Tastefully Simple

I’m just a tad uncomfortable.

I think we’ve gotten too well acquainted with each other without you knowing much about me. I feel like that nameless guy who you met at a section party and can’t find on Facebook. Every time you pass each other on the quad, you really wanna say hey, but you just can’t muster up the courage. I think once you get to know me a little more, you’ll better understand a lot of my ideas.

Please allow me to introduce myself. I’m a man of simple taste. I enjoy dynamite and gunpowder and gasoline. And you know the thing that they have in common? They’re cheap. I don’t care too much for money, ’cause money can’t buy me hate. I believe Paul McCartney sang something to that effect back in 1964. My, how the times they aren’t a-changin’.

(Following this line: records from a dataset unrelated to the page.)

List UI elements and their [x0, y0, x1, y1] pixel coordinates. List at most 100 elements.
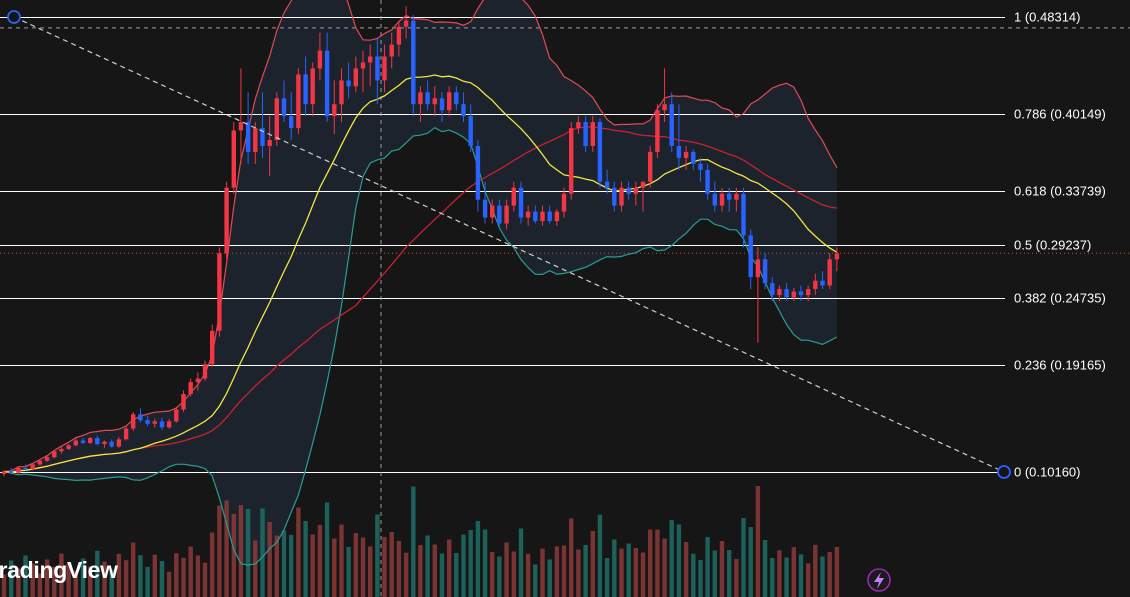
fib-level-label: 0.5 (0.29237) [1014, 238, 1091, 253]
volume-bar [569, 518, 574, 597]
volume-bar [317, 525, 323, 597]
candle-body [16, 467, 21, 473]
candle-body [791, 291, 796, 298]
candle-body [540, 211, 545, 222]
volume-bar [289, 535, 294, 597]
volume-bar [798, 554, 804, 597]
candle-body [554, 211, 560, 222]
volume-bar [432, 544, 437, 597]
candle-body [719, 193, 725, 206]
volume-bar [439, 553, 445, 597]
volume-bar [353, 533, 358, 597]
volume-bar [267, 522, 272, 597]
fib-level-label: 0.786 (0.40149) [1014, 107, 1106, 122]
candle-body [755, 259, 761, 278]
candle-body [518, 187, 524, 218]
volume-bar [37, 573, 43, 597]
candle-body [461, 104, 466, 117]
candle-body [238, 122, 244, 131]
candle-body [806, 289, 811, 296]
volume-bar [138, 555, 143, 597]
lightning-icon[interactable] [867, 568, 891, 592]
candle-body [66, 445, 71, 449]
volume-bar [375, 514, 380, 597]
fib-level-label: 0.382 (0.24735) [1014, 291, 1106, 306]
volume-bar [827, 552, 832, 597]
fib-anchor-end-handle[interactable] [997, 465, 1011, 479]
volume-bar [576, 549, 581, 597]
volume-bar [777, 550, 782, 597]
volume-bar [490, 552, 495, 597]
candle-body [676, 146, 682, 158]
fib-anchor-start-handle[interactable] [7, 10, 21, 24]
volume-bar [834, 547, 840, 597]
candle-body [174, 409, 179, 422]
candle-body [267, 140, 272, 146]
candle-body [88, 438, 93, 443]
volume-bar [102, 561, 107, 597]
candle-body [475, 146, 481, 200]
volume-bar [159, 561, 165, 597]
volume-bar [504, 542, 509, 597]
volume-bar [820, 556, 825, 597]
volume-bar [332, 538, 337, 597]
volume-bar [360, 537, 366, 597]
volume-bar [669, 520, 674, 597]
volume-bars [1, 486, 840, 597]
volume-bar [648, 529, 653, 597]
candle-body [260, 128, 265, 146]
candle-body [820, 280, 825, 286]
volume-bar [368, 546, 373, 597]
volume-bar [762, 540, 768, 597]
candle-body [662, 104, 667, 111]
volume-bar [52, 566, 57, 597]
tradingview-watermark: TradingView [0, 557, 118, 583]
bollinger-lower-band [3, 126, 838, 566]
candle-body [777, 289, 782, 296]
candle-body [770, 283, 775, 295]
candle-body [425, 92, 430, 105]
candle-body [827, 259, 832, 286]
volume-bar [210, 532, 215, 597]
volume-bar [9, 560, 14, 597]
volume-bar [540, 548, 545, 597]
volume-bar [497, 556, 502, 597]
volume-bar [612, 539, 617, 597]
volume-bar [770, 558, 775, 597]
candle-body [44, 457, 50, 461]
candle-body [317, 50, 323, 69]
candle-body [762, 259, 768, 284]
candle-body [281, 98, 287, 117]
candle-body [683, 151, 689, 158]
candle-body [490, 205, 495, 218]
candle-body [597, 122, 603, 182]
candle-body [705, 169, 710, 194]
candle-body [231, 130, 236, 188]
volume-bar [604, 558, 610, 597]
candle-body [80, 440, 86, 443]
fib-trend-line[interactable] [13, 16, 1005, 473]
volume-bar [454, 553, 459, 597]
volume-bar [411, 486, 416, 597]
volume-bar [281, 530, 287, 597]
candle-body [52, 451, 57, 458]
candle-body [131, 414, 136, 429]
volume-bar [525, 553, 531, 597]
candle-body [813, 280, 818, 289]
candle-body [403, 20, 409, 27]
candle-body [152, 421, 157, 424]
candle-body [669, 104, 674, 146]
candle-body [123, 428, 129, 440]
candle-body [533, 211, 538, 222]
candle-body [727, 193, 732, 200]
candle-body [23, 467, 28, 470]
volume-bar [181, 557, 186, 597]
volume-bar [727, 550, 732, 597]
candle-body [447, 92, 452, 111]
volume-bar [123, 560, 129, 597]
fibonacci-levels: 1 (0.48314) 0.786 (0.40149) 0.618 (0.33739… [0, 10, 1106, 480]
candle-body [576, 122, 581, 129]
candle-body [289, 116, 294, 128]
candle-body [353, 68, 358, 87]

It really does get hard being as attractive as I am. I attract all kinds of amorous stares as I swagger down Towerview in my perfectly purple suit and gorgeous green hair, just back from getting swoll’ at Wilson. When you glance my way, it’s astoundingly obvious that the ladies are indeed attracted to confidence. I’m like a sensitive musician, a Jon Scheyer-Nolan Smith super-athlete and a frat-star all rolled into one: I’ve got something for everyone, no matter how elaborate or simple your taste.

I’ve got a wife and family, but you’d never know it based on my words, thoughts or actions. I named my daughter Anabel, which anagrams to “be…” annoying. I decided on this name because it is exclusively the way her mother was the nine months prior to her birth.

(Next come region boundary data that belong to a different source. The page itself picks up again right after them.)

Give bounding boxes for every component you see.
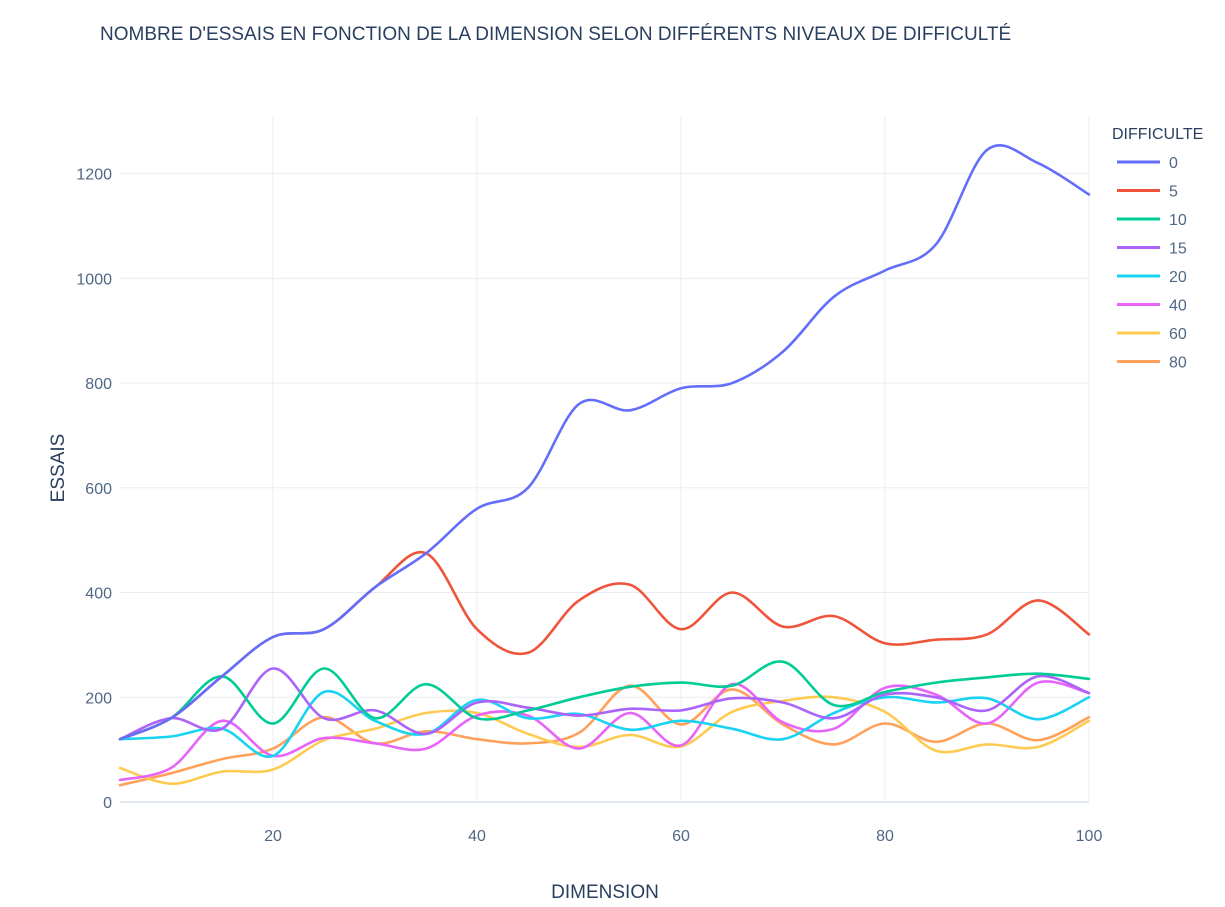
legend-item-80[interactable]: 80 (1117, 355, 1187, 372)
y-tick-label: 600 (85, 481, 112, 498)
x-tick-label: 40 (468, 828, 486, 845)
legend-item-40[interactable]: 40 (1117, 298, 1187, 315)
y-tick-label: 200 (85, 690, 112, 707)
y-tick-label: 800 (85, 376, 112, 393)
series-line-20 (118, 689, 1091, 758)
x-tick-label: 20 (264, 828, 282, 845)
legend-label: 80 (1169, 355, 1187, 372)
x-tick-label: 80 (876, 828, 894, 845)
legend-label: 60 (1169, 326, 1187, 343)
series-line-15 (118, 667, 1091, 741)
legend-item-10[interactable]: 10 (1117, 212, 1187, 229)
y-tick-label: 1000 (76, 271, 112, 288)
legend-item-0[interactable]: 0 (1117, 155, 1178, 172)
legend-title: DIFFICULTE (1112, 126, 1203, 143)
legend-item-5[interactable]: 5 (1117, 184, 1178, 201)
axis-ticks: 0 200 400 600 800 1000 1200 20 40 60 80 100 (76, 167, 1102, 845)
legend: DIFFICULTE 0 5 10 15 20 40 60 80 (1112, 126, 1203, 372)
x-tick-label: 60 (672, 828, 690, 845)
series-line-10 (118, 660, 1091, 741)
series-line-40 (118, 680, 1091, 782)
legend-item-20[interactable]: 20 (1117, 269, 1187, 286)
legend-label: 10 (1169, 212, 1187, 229)
legend-label: 0 (1169, 155, 1178, 172)
legend-label: 15 (1169, 241, 1187, 258)
legend-label: 20 (1169, 269, 1187, 286)
chart-title: NOMBRE D'ESSAIS EN FONCTION DE LA DIMENS… (100, 24, 1011, 45)
series-line-0 (118, 144, 1091, 741)
y-axis-title: ESSAIS (48, 434, 69, 503)
x-tick-label: 100 (1076, 828, 1103, 845)
gridlines (120, 116, 1090, 803)
legend-label: 5 (1169, 184, 1178, 201)
series-line-60 (118, 695, 1091, 786)
series-lines (118, 144, 1091, 787)
legend-label: 40 (1169, 298, 1187, 315)
legend-item-15[interactable]: 15 (1117, 241, 1187, 258)
y-tick-label: 0 (103, 795, 112, 812)
series-line-80 (118, 684, 1091, 787)
x-axis-title: DIMENSION (551, 882, 659, 903)
y-tick-label: 1200 (76, 167, 112, 184)
y-tick-label: 400 (85, 586, 112, 603)
legend-item-60[interactable]: 60 (1117, 326, 1187, 343)
series-line-5 (118, 550, 1091, 741)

As you may have guessed, I’m a pretty protective father. Anabel has only been injured once, and that was back in 1980 while we were hiking up in Washington. After people saw how I took my revenge on Mount St. Helens for hurting my daughter and made it look like a volcanic eruption, nobody dared hurt Anabel again.

But I’m not just physically protective; I’m also a strong father figure who knows how boys act. Anabel’s chances of dating or mating are about as high as you having been as clairvoyant in filling out the first two rounds of your bracket as autistic 17-year-old Alex Hermann, and also being able to name every member of DSG in under three minutes. She knows as much about the birds and the bees as you know about your classes’ optional readings.

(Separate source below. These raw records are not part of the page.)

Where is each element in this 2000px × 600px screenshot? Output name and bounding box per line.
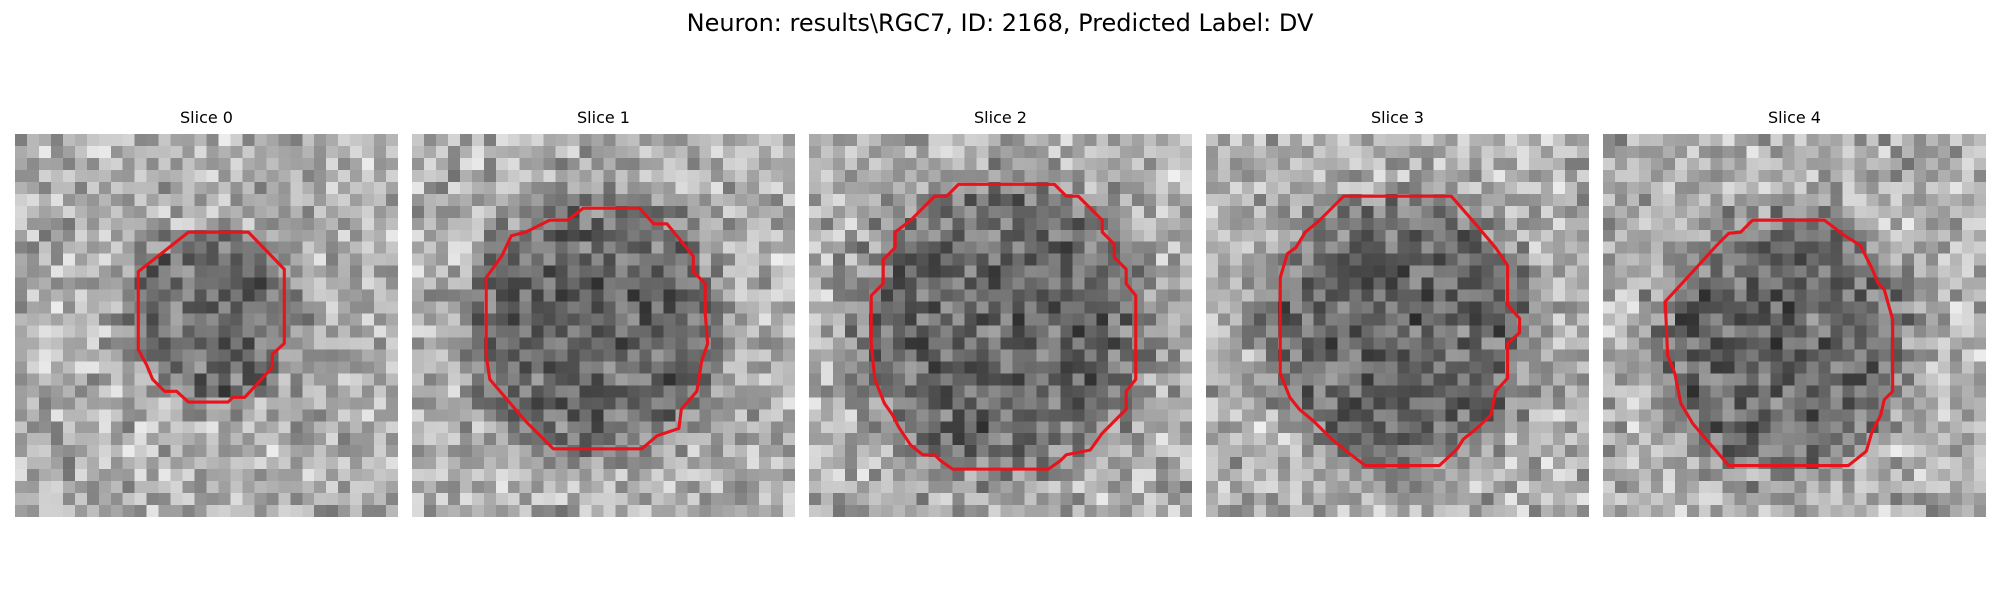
- slice-image-4: [1603, 134, 1986, 517]
- slice-title-2: Slice 2: [809, 108, 1192, 128]
- slice-image-2: [809, 134, 1192, 517]
- slice-panel-0: Slice 0: [15, 108, 398, 522]
- grayscale-noise-1: [412, 134, 795, 517]
- slice-panel-1: Slice 1: [412, 108, 795, 522]
- grayscale-noise-0: [15, 134, 398, 517]
- slice-title-3: Slice 3: [1206, 108, 1589, 128]
- grayscale-noise-3: [1206, 134, 1589, 517]
- grayscale-noise-4: [1603, 134, 1986, 517]
- slice-title-4: Slice 4: [1603, 108, 1986, 128]
- slice-panel-2: Slice 2: [809, 108, 1192, 522]
- slice-panel-4: Slice 4: [1603, 108, 1986, 522]
- slice-image-1: [412, 134, 795, 517]
- slice-panel-3: Slice 3: [1206, 108, 1589, 522]
- slice-image-3: [1206, 134, 1589, 517]
- figure-title: Neuron: results\RGC7, ID: 2168, Predicte…: [0, 9, 2000, 37]
- slice-title-0: Slice 0: [15, 108, 398, 128]
- slice-title-1: Slice 1: [412, 108, 795, 128]
- slice-image-0: [15, 134, 398, 517]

I’m a contrarian by nature, which naturally means I am often contrary to contrariness. I shower once a month (you’re welcome, RLHS), and sometimes even less (how else do you think I get this beautiful hair?). I haven’t slept since Richard Nixon died, and I still feel bad about dropping the ball at Watergate.

I refuse to get sick more than once a year, and bacteria and viruses gladly oblige. To acquire antibodies, I purposely drop food on the ground before I eat it, especially if it’s sticky or watery. Surprisingly, it improves the palatability of the food from the Great Hall. I abide by the five-week rule. It’s like the five-second rule, but elongated. I would just lick the ground, but then I’d start attracting the bad kind of stares. You know, the kind you give that creepy Durhamite at Shooters’ foam party.

I’m sure my kill count is no higher than 10,000, and I guarantee fewer than 10 percent have been Duke students. You look quite surprised…. Can you not say the same for yourself? Have you killed more than 10,000 people? …Oh, I see… was it the way I phrased it?

I’m not racist, sexist, ageist, bigoted or prejudiced in any way. I’m racist, sexist, ageist, bigoted and prejudiced in every way. I hate everyone equally. I’m intolerant of your tolerance. I get offended at you being offended. I enjoyed blowing up Gotham General Hospital. I steal from the poor and give to the rich. I have my cake and eat yours too. I decide who wins the national championship in basketball every year. I’m your most favorite nightmare. I am the Joker.

(And if you guys are good, I might just give your Blue Devils a leg up tonight. After all, I know hardly any bulldogs, but my devil friends are in the thousands.)

The Joker can’t help it if he’s just a fool, always having his heart set on you.